Jim Eno is a respected album producer, engineer and drummer, as well as a founding member of the Austin indie rock band Spoon. But he may be best known in certain circles for one phrase: “Jim, can you record that? Record the talkback, Jim.”
On the band’s 2007 hit song, “Don’t You Evah,” Spoon vocalist Britt Daniel can be heard uttering those cryptic words over and over during the song’s intro.
Eno, who as part of Spoon will return to the Orpheum Theater on Thursday, chuckled in a phone interview when asked about “Record the talkback” and just what Daniel was referring to. Speaking from a recent tour stop in Boulder, Colorado, Eno said that Mike McCarthy, the producer, was going off on some tirade in the recording booth, and Daniel wanted it recorded.
“So I patched the talkback mic into the recorder, because what he was saying was so crazy,” Eno said. “One of the cool things when you’re recording on tape is you don’t actually go back and erase things as you’re doing multiple passes on different tracks. So (Daniel) just kept saying “Record that, Jim” at different times, because he could hear himself saying it before. So at the end we had this huge collage of all these different things.”
On Oct. 20, Spoon is releasing a 10-year anniversary version of its album, “Ga Ga Ga Ga Ga,” which features “Don’t You Evah” and includes several bonus tracks. Even though it’s only been a decade, Eno said that the recording process has changed a lot in the intervening years, going from recording on tape to digital.
“It used to be a lot more fun,” he said. “It was more creative because on tape you’re not erasing everything. Now with ProTools, as soon as you do a vocal take, your first instinct is to get rid of all the talking.”
In a music world where bands come and go, and then come back to do a reunion tour, the members of Spoon will celebrate 25 years together in 2018. More significantly, fans and critics agree that the band has maintained its high quality over nine albums during that time, culminating in this year’s “Hot Thoughts.” “Nearly 25 years in, (the) group has made maybe their best record yet — a line that been repeated, accurately enough, with most every record they've made,” Will Hermes wrote in his review for Rolling Stone.

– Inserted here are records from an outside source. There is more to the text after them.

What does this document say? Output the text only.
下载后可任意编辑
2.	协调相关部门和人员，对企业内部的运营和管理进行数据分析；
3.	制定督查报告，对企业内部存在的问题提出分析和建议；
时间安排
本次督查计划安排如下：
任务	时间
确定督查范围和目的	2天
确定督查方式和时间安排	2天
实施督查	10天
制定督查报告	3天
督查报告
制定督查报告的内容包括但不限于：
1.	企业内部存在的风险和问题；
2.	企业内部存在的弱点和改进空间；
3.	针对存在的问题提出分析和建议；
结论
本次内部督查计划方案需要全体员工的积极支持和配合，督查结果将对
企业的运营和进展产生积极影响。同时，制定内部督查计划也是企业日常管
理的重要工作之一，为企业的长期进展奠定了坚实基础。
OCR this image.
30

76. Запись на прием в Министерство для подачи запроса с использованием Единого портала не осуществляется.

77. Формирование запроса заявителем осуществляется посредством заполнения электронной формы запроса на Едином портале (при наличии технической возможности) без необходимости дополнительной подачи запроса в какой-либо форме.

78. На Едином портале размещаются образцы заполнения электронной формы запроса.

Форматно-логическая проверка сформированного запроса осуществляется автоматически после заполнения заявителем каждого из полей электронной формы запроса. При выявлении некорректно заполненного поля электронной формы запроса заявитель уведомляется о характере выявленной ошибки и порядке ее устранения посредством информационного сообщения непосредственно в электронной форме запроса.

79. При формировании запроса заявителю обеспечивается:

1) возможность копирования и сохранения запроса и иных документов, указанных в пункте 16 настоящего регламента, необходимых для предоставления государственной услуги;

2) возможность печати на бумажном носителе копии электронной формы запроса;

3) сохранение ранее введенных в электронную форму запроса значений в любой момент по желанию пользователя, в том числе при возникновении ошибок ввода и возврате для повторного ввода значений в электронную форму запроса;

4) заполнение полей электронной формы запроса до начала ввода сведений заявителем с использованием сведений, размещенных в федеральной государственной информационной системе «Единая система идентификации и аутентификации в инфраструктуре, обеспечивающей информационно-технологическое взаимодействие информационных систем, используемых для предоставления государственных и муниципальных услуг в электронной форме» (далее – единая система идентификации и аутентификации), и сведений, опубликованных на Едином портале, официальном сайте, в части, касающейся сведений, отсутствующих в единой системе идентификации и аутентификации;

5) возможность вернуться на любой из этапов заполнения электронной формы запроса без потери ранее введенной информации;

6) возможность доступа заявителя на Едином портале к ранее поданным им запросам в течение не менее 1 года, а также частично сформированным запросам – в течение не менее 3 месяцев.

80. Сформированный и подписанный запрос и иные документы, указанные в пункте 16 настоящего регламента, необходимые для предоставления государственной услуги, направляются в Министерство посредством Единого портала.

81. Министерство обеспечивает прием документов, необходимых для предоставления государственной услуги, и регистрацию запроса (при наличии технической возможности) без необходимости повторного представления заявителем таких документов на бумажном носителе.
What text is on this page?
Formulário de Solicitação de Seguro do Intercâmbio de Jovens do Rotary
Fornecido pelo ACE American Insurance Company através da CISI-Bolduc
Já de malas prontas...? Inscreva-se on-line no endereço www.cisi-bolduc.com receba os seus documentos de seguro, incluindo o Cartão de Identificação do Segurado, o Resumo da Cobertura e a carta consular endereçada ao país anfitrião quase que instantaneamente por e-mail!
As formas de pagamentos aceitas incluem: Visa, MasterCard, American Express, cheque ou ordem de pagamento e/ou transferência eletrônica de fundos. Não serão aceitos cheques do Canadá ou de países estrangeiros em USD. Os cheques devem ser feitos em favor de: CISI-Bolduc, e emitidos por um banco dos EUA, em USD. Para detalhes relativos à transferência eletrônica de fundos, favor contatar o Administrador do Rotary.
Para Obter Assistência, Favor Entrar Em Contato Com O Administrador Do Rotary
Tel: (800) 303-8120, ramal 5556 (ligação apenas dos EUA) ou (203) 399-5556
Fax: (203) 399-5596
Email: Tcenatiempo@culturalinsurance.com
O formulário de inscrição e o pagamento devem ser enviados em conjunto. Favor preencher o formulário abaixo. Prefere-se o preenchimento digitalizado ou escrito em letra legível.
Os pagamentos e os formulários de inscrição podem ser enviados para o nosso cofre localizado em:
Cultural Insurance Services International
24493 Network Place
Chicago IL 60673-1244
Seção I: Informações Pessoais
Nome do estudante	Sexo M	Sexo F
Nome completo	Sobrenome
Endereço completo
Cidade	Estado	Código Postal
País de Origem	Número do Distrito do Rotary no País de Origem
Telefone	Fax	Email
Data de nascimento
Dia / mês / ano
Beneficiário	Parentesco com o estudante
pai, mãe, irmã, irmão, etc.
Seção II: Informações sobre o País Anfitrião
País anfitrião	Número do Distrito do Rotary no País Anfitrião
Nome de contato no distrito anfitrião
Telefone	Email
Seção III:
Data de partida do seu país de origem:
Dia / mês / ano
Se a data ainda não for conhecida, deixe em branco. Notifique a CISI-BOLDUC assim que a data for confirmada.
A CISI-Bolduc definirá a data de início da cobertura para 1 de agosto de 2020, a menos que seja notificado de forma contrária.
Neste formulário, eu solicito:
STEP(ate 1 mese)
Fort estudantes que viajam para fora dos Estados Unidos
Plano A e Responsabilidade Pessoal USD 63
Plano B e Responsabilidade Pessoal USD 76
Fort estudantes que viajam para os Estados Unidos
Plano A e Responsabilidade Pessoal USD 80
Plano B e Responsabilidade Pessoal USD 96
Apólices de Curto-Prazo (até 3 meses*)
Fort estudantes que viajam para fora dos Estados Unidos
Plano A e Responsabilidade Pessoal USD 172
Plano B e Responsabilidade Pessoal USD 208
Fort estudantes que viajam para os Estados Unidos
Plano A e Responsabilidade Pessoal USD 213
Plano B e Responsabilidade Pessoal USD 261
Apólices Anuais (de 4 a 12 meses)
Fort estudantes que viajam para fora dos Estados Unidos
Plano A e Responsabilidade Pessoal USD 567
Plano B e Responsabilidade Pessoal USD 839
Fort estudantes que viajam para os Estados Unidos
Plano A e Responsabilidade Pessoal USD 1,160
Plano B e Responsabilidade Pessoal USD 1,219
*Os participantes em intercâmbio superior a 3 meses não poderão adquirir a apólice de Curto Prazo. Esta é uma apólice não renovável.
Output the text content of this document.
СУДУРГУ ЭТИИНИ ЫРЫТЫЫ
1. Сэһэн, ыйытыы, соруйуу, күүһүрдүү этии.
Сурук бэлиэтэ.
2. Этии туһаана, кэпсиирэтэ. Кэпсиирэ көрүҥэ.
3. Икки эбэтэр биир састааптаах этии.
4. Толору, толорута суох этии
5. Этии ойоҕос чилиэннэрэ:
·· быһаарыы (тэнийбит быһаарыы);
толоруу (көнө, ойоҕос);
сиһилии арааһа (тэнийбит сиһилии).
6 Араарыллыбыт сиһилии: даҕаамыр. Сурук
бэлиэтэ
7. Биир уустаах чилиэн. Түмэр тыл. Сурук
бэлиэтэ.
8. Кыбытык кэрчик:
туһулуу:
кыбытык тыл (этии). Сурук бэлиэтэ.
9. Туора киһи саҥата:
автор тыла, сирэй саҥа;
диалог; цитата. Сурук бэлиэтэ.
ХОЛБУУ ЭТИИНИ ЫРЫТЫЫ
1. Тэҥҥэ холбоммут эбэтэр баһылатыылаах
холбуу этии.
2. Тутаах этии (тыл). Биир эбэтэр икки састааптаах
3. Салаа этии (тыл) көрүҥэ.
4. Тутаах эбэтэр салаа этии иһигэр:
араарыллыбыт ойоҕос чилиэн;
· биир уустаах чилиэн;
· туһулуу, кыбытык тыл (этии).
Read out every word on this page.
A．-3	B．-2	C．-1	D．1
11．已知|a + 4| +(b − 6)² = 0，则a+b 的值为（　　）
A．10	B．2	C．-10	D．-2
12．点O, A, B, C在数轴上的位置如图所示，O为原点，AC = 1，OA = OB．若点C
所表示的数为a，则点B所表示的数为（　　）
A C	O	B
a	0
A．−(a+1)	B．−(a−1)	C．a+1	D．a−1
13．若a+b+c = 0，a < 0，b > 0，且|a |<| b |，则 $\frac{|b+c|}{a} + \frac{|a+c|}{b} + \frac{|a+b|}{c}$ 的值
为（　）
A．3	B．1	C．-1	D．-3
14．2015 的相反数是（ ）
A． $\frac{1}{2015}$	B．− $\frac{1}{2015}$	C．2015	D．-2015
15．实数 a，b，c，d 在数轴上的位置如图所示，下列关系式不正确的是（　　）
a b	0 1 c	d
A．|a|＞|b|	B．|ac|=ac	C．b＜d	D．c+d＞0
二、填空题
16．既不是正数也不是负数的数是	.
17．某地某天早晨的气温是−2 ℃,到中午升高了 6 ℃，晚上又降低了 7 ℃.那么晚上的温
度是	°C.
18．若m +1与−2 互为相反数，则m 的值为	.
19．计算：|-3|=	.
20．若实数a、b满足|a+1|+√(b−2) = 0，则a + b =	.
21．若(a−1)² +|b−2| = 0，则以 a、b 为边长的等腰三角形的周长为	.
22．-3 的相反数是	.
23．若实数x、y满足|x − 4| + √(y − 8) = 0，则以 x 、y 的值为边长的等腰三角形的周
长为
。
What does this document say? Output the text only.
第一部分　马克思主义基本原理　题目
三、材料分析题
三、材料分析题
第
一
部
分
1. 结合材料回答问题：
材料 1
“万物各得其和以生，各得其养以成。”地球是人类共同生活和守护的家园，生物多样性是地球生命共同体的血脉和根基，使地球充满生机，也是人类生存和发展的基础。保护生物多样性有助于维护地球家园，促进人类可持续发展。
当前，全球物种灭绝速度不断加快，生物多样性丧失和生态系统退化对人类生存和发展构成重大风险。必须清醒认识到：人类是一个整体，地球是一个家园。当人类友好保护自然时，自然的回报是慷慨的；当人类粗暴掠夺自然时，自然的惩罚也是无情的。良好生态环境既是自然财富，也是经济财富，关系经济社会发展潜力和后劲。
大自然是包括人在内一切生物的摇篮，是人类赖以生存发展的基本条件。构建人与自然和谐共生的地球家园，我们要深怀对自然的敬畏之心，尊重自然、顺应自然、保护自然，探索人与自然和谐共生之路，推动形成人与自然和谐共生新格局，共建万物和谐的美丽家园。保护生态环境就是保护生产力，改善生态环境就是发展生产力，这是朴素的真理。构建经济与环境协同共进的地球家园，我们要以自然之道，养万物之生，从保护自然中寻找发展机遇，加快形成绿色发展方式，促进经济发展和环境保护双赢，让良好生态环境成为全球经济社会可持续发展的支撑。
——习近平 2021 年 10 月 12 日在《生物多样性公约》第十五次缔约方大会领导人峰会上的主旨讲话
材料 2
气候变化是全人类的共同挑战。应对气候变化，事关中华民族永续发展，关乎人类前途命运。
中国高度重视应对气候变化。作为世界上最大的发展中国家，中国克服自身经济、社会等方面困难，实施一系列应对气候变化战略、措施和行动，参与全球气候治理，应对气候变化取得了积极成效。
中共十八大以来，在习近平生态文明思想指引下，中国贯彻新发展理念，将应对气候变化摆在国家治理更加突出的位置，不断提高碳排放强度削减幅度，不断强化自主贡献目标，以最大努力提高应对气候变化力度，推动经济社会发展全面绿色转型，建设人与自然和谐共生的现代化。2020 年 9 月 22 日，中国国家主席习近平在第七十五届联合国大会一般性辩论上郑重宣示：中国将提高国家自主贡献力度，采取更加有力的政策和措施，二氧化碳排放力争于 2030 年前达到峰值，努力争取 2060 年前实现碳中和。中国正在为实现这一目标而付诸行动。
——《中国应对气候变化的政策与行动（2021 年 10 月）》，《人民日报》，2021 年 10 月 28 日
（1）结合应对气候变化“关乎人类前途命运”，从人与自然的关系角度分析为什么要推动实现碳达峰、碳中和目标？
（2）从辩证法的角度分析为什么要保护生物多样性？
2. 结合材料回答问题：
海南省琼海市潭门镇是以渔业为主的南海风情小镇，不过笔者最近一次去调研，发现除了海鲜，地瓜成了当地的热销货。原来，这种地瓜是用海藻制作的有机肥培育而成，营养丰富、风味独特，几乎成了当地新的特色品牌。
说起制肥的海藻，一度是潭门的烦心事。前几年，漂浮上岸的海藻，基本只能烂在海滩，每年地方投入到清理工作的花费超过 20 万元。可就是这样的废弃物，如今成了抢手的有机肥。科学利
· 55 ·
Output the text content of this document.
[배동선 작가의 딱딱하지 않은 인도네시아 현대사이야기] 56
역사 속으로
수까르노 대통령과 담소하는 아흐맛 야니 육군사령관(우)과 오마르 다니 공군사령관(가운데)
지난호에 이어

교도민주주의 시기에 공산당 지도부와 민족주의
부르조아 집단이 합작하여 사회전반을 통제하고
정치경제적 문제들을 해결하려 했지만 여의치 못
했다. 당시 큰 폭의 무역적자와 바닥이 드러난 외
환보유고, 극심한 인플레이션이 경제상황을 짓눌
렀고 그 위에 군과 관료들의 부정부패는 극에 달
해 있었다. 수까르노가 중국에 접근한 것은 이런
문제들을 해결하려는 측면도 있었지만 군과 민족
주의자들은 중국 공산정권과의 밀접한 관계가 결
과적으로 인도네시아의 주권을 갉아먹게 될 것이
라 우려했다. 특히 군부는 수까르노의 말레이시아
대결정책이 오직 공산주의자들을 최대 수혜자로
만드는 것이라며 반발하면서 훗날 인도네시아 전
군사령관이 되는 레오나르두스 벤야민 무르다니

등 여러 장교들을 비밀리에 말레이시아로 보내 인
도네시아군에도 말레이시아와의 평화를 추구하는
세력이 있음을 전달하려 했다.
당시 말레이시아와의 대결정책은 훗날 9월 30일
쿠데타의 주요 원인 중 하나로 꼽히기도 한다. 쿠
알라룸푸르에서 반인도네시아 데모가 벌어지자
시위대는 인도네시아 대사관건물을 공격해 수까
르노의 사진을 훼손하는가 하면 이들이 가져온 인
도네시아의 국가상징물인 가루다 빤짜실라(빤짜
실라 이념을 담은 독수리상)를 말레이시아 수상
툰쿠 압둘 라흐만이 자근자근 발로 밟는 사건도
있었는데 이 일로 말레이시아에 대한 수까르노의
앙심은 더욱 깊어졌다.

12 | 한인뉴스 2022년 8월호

“We’ve been around for a lot of (other people’s) reunions. I feel like we’ve found something that we love to do together," Eno said. "It’s a really rewarding and great place to be in. I don’t take anything for granted because it’s taken us so long to do this stuff. I still feel like we have a lot more to do and a lot more to say.”
Eno said that the band puts an emphasis on songcraft, working in the vein of Elvis Costello, The Cure or The Beatles. He and the other band members work hard on their songs in the studio, making sure that their songs start strong and finish strong, and never coast in between.
“To be able to keep people’s attention for three or four minutes on a record is pretty difficult,” he said. “In a club you have that energy and the excitement of people around you. When you have someone just listening to music on earbuds, you have to create little surprises. You have to add things as they go.”
While listeners are increasingly coming across Spoon songs via streaming services like Spotify, Eno said the band still thinks in terms of creating albums.
“We want the songs to work from start to finish,” Eno said. “We are very much still embracing the album concept. We want the album to work as a whole. We want it to flow. But that being said, we want each song to stand on its own.”